Around where we lived there were Ack Ack gun emplacements, there was one handy to Clapham South Station, on Clapham Common, and this was often our substitute for a night at the cinema. We had a rough idea when the raids would start and would go up to the Common and hang about outside the fence within which were several guns, manned by soldiers. We would hear guns and see the searchlight beams in the distance. Next there would be a sudden hiss and crack as our searchlight would arc-up and a huge, bright beam would shoot up into the air and move with a stiff but steady motion, like a bright stick of light, a gigantic pointer sweeping the sky, then the guns would open up and the immense noise of the first salvo was both startling and exciting.
What goes up, of course, must come down. The shells were timed to explode and designed to shatter into red-hot shards of jagged steel about four inches long and about three-quarters of an inch square in cross section, twisted and bent – lethal. These would fall to earth during an Ack Ack bombardment, hitting the pavement at speed, creating sparks and then ricocheting off into the darkness in any direction. Sometimes one could hear a sort of purring noise as they hurtled through the air.

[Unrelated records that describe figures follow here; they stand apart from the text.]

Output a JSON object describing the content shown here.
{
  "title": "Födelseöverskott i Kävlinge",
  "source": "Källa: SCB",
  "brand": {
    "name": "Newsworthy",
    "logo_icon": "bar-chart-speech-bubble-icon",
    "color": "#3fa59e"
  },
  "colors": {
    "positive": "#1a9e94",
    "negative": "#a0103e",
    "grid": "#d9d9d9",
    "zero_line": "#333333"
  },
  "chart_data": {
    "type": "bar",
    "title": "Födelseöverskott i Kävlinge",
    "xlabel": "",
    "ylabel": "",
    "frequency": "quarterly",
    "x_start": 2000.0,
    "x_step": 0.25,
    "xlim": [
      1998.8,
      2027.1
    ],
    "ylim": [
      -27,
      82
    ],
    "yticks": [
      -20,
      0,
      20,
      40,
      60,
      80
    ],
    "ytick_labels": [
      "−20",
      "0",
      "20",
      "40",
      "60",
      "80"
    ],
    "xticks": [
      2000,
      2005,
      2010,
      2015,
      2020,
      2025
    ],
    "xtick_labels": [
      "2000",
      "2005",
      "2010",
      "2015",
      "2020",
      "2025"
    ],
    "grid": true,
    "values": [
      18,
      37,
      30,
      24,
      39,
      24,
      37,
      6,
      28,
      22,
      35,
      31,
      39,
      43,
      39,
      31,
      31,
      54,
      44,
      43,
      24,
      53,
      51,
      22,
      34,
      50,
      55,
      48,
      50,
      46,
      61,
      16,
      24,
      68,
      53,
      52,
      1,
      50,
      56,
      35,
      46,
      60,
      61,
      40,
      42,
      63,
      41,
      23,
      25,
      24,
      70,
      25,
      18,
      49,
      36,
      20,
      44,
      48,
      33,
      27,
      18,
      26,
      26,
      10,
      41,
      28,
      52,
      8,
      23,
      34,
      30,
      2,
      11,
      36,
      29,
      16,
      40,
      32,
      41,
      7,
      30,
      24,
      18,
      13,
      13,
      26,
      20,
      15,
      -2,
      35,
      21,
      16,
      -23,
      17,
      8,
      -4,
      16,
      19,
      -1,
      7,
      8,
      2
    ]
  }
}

Everyone picked up their first when it was too hot to handle, but experience is a great teacher.
We wore tin hats we had scrounged because there was no warning when a shower of steel was likely to fall. It was not our guns that were the problem, they were making steel rain for someone over Wandsworth of Streatham. We were getting someone else’s shrapnel, and it was on you before you were aware. The cacophony of the guns obscured how close or distant the action was and therefore where the metal rain might fall. The strange thing was we were not afraid, merely afraid of missing some momentous historical moment, which we did. We were too young and too stupid. When something really serious really did happen, fortunately we were several streets away from Balham Station.
I remember the Parachute Mines, as we called them, they could clear a good many houses if they exploded . About half a mile from us, after a night’s raid the woman of a house in Upper Tooting went into her front, first-floor room to find a mine hanging by the ‘chute’ cord in the room. It had come through the roof but not exploded. Fortunately the army defused it.